Keith Haring Cars a Draw at the Petersen Automotive Museum

Keith Haring was the epitome of New York’s graffiti-inspired 1980’s art scene. But it’s his work on automobiles—not subway platforms—that is the focus of a new exhibit at Los Angeles’s Petersen Automotive Museum.


Running through June 4 at the foremost proponent of Southern Californian car culture, The Unconventional Canvases of Keith Haring is the first time that the five works have been shown together. “From our perspective, the fact that he was interested in a variety of different surfaces, and worked freehand with incredible spacialization, was the major appeal,” says Terry Karges, the museum’s executive director. “He would just sit down and start ripping.”

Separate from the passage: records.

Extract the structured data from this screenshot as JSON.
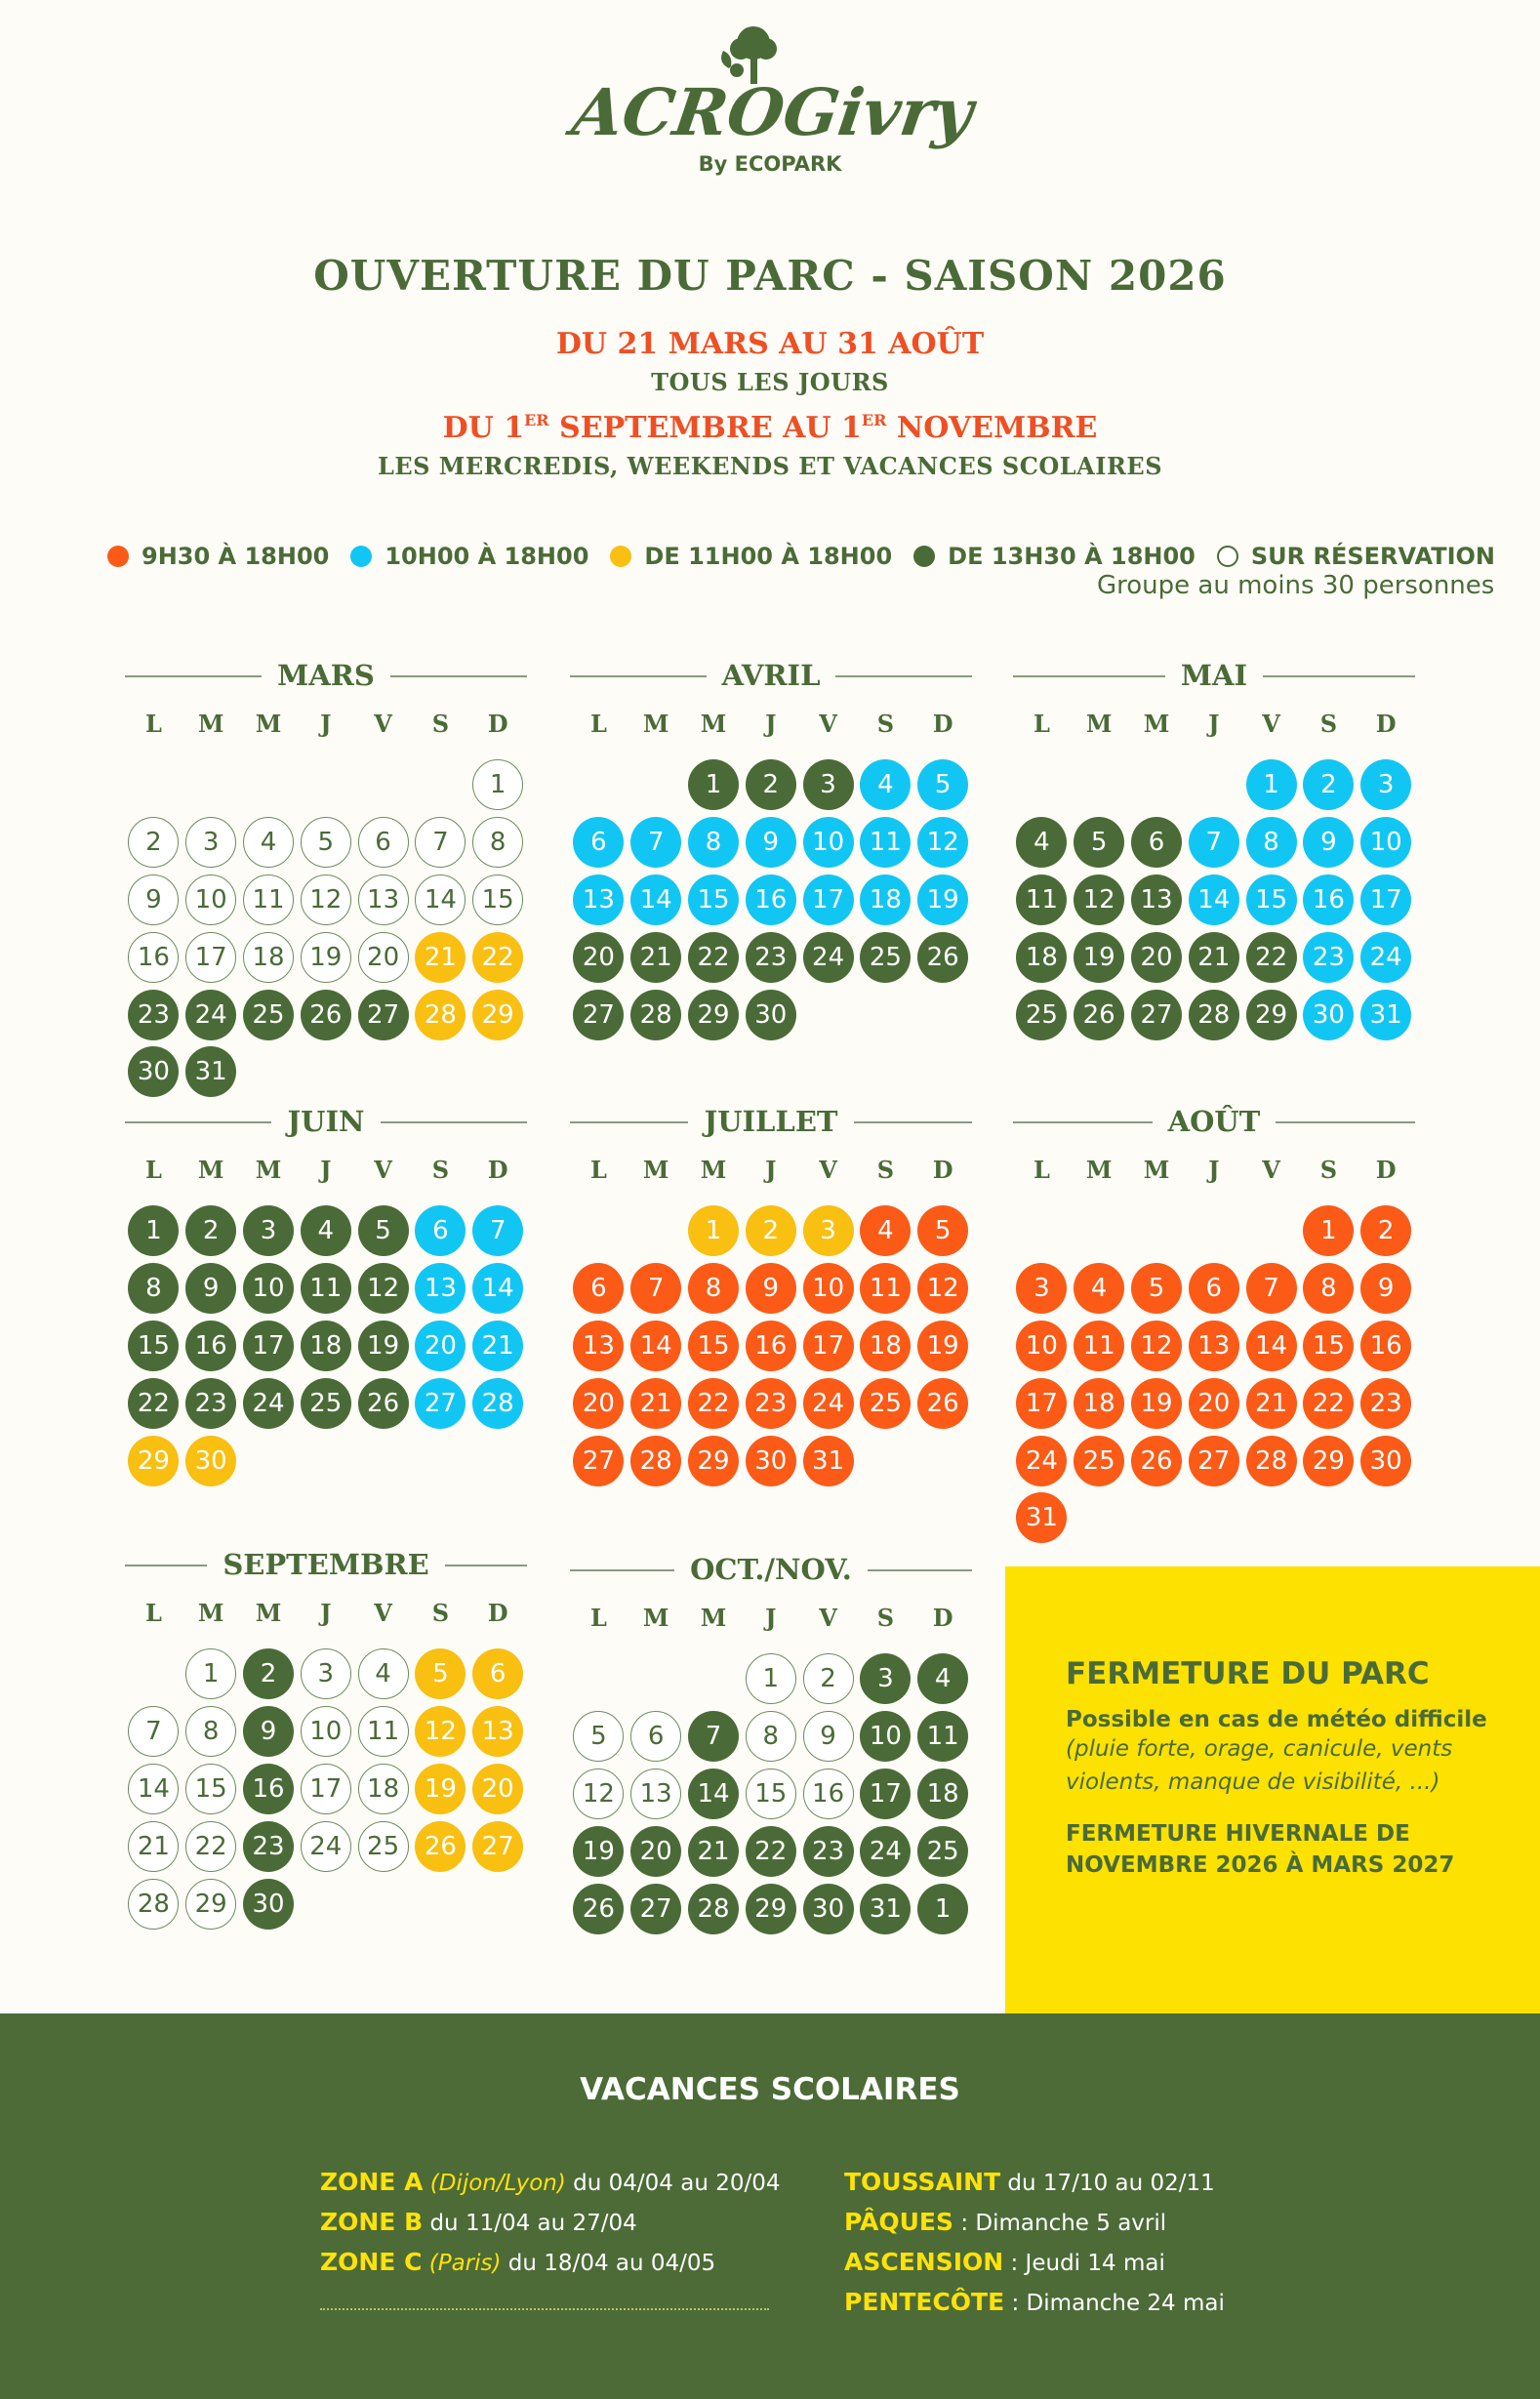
{
  "logo": {
    "name": "ACROGivry",
    "by_line": "By ECOPARK"
  },
  "header": {
    "title": "OUVERTURE DU PARC - SAISON 2026",
    "period1": "DU 21 MARS AU 31 AOÛT",
    "period1_sub": "TOUS LES JOURS",
    "period2_a": "DU 1",
    "period2_sup1": "ER",
    "period2_b": " SEPTEMBRE AU 1",
    "period2_sup2": "ER",
    "period2_c": " NOVEMBRE",
    "period2_sub": "LES MERCREDIS, WEEKENDS ET VACANCES SCOLAIRES"
  },
  "colors": {
    "orange": "#fb5a17",
    "blue": "#12c6f3",
    "yellow": "#f9bf11",
    "green": "#4a6b37",
    "reservation": "#ffffff"
  },
  "legend": [
    {
      "key": "orange",
      "label": "9H30 À 18H00"
    },
    {
      "key": "blue",
      "label": "10H00 À 18H00"
    },
    {
      "key": "yellow",
      "label": "DE 11H00 À 18H00"
    },
    {
      "key": "green",
      "label": "DE 13H30 À 18H00"
    },
    {
      "key": "reservation",
      "label": "SUR RÉSERVATION"
    }
  ],
  "legend_note": "Groupe au moins 30 personnes",
  "weekdays": [
    "L",
    "M",
    "M",
    "J",
    "V",
    "S",
    "D"
  ],
  "months": [
    {
      "name": "MARS",
      "start": 7,
      "days": "WWWWWWWWWWWWWWWWWWWWYYGGGGGYYGG"
    },
    {
      "name": "AVRIL",
      "start": 3,
      "days": "GGGBBBBBBBBBBBBBBBBGGGGGGGGGGG"
    },
    {
      "name": "MAI",
      "start": 5,
      "days": "BBBGGGBBBBGGGBBBBGGGGGBBGGGGGBB"
    },
    {
      "name": "JUIN",
      "start": 1,
      "days": "GGGGGBBGGGGGBBGGGGGBBGGGGGBBYY"
    },
    {
      "name": "JUILLET",
      "start": 3,
      "days": "YYYOOOOOOOOOOOOOOOOOOOOOOOOOOOO"
    },
    {
      "name": "AOÛT",
      "start": 6,
      "days": "OOOOOOOOOOOOOOOOOOOOOOOOOOOOOOO"
    },
    {
      "name": "SEPTEMBRE",
      "start": 2,
      "days": "WGWWYYWWGWWYYWWGWWYYWWGWWYYWWG"
    },
    {
      "name": "OCT./NOV.",
      "start": 4,
      "days": "WWGGWWGWWGGWWGWWGGGGGGGGGGGGGGGG",
      "labels": [
        1,
        2,
        3,
        4,
        5,
        6,
        7,
        8,
        9,
        10,
        11,
        12,
        13,
        14,
        15,
        16,
        17,
        18,
        19,
        20,
        21,
        22,
        23,
        24,
        25,
        26,
        27,
        28,
        29,
        30,
        31,
        1
      ]
    }
  ],
  "closing": {
    "title": "FERMETURE DU PARC",
    "subtitle": "Possible en cas de météo difficile",
    "examples": "(pluie forte, orage, canicule, vents violents, manque de visibilité, ...)",
    "winter": "FERMETURE HIVERNALE DE NOVEMBRE 2026 À MARS 2027"
  },
  "holidays": {
    "title": "VACANCES SCOLAIRES",
    "zones": [
      {
        "zone": "ZONE A",
        "cities": "(Dijon/Lyon)",
        "dates": " du 04/04 au 20/04"
      },
      {
        "zone": "ZONE B",
        "cities": "",
        "dates": " du 11/04 au 27/04"
      },
      {
        "zone": "ZONE C",
        "cities": "(Paris)",
        "dates": " du 18/04 au 04/05"
      }
    ],
    "fetes": [
      {
        "name": "TOUSSAINT",
        "detail": " du 17/10 au 02/11"
      },
      {
        "name": "PÂQUES",
        "detail": " : Dimanche 5 avril"
      },
      {
        "name": "ASCENSION",
        "detail": " : Jeudi 14 mai"
      },
      {
        "name": "PENTECÔTE",
        "detail": " : Dimanche 24 mai"
      }
    ]
  }
}
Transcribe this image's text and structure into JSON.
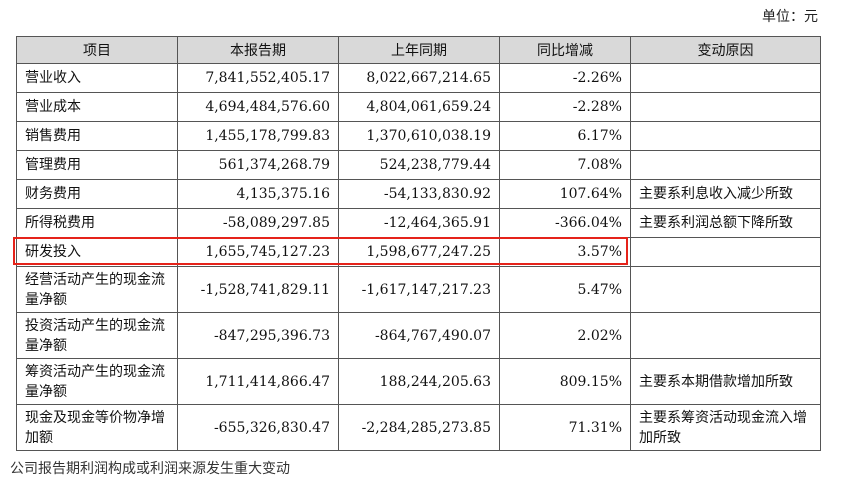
{
  "unit_label": "单位：元",
  "headers": [
    "项目",
    "本报告期",
    "上年同期",
    "同比增减",
    "变动原因"
  ],
  "rows": [
    {
      "item": "营业收入",
      "current": "7,841,552,405.17",
      "prior": "8,022,667,214.65",
      "change": "-2.26%",
      "reason": ""
    },
    {
      "item": "营业成本",
      "current": "4,694,484,576.60",
      "prior": "4,804,061,659.24",
      "change": "-2.28%",
      "reason": ""
    },
    {
      "item": "销售费用",
      "current": "1,455,178,799.83",
      "prior": "1,370,610,038.19",
      "change": "6.17%",
      "reason": ""
    },
    {
      "item": "管理费用",
      "current": "561,374,268.79",
      "prior": "524,238,779.44",
      "change": "7.08%",
      "reason": ""
    },
    {
      "item": "财务费用",
      "current": "4,135,375.16",
      "prior": "-54,133,830.92",
      "change": "107.64%",
      "reason": "主要系利息收入减少所致"
    },
    {
      "item": "所得税费用",
      "current": "-58,089,297.85",
      "prior": "-12,464,365.91",
      "change": "-366.04%",
      "reason": "主要系利润总额下降所致"
    },
    {
      "item": "研发投入",
      "current": "1,655,745,127.23",
      "prior": "1,598,677,247.25",
      "change": "3.57%",
      "reason": ""
    },
    {
      "item": "经营活动产生的现金流量净额",
      "current": "-1,528,741,829.11",
      "prior": "-1,617,147,217.23",
      "change": "5.47%",
      "reason": ""
    },
    {
      "item": "投资活动产生的现金流量净额",
      "current": "-847,295,396.73",
      "prior": "-864,767,490.07",
      "change": "2.02%",
      "reason": ""
    },
    {
      "item": "筹资活动产生的现金流量净额",
      "current": "1,711,414,866.47",
      "prior": "188,244,205.63",
      "change": "809.15%",
      "reason": "主要系本期借款增加所致"
    },
    {
      "item": "现金及现金等价物净增加额",
      "current": "-655,326,830.47",
      "prior": "-2,284,285,273.85",
      "change": "71.31%",
      "reason": "主要系筹资活动现金流入增加所致"
    }
  ],
  "footer_text": "公司报告期利润构成或利润来源发生重大变动"
}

The exhibition includes a 1963 Buick Special, the 191 Land Rover Series III 109 station wagon he created during the 1983 Montreux Jazz Festival in Switzerland, and a 1962 SCAF/Mortarini mini Ferrari 33 P-2 completed during France’s 24 Hours of Le Mans in 1984. “Keith’s style was so unique because it wasn’t interested in traditional forms,” Karges adds. “He wanted to work with what the average person could see during a routine day. And there was just a joy to the art.”


The final piece in the exhibit, a BMW for the Galerie Hans Mayer in Düsseldorf, Germany, was painted in 1990, the same year Haring died of AIDS at age 31.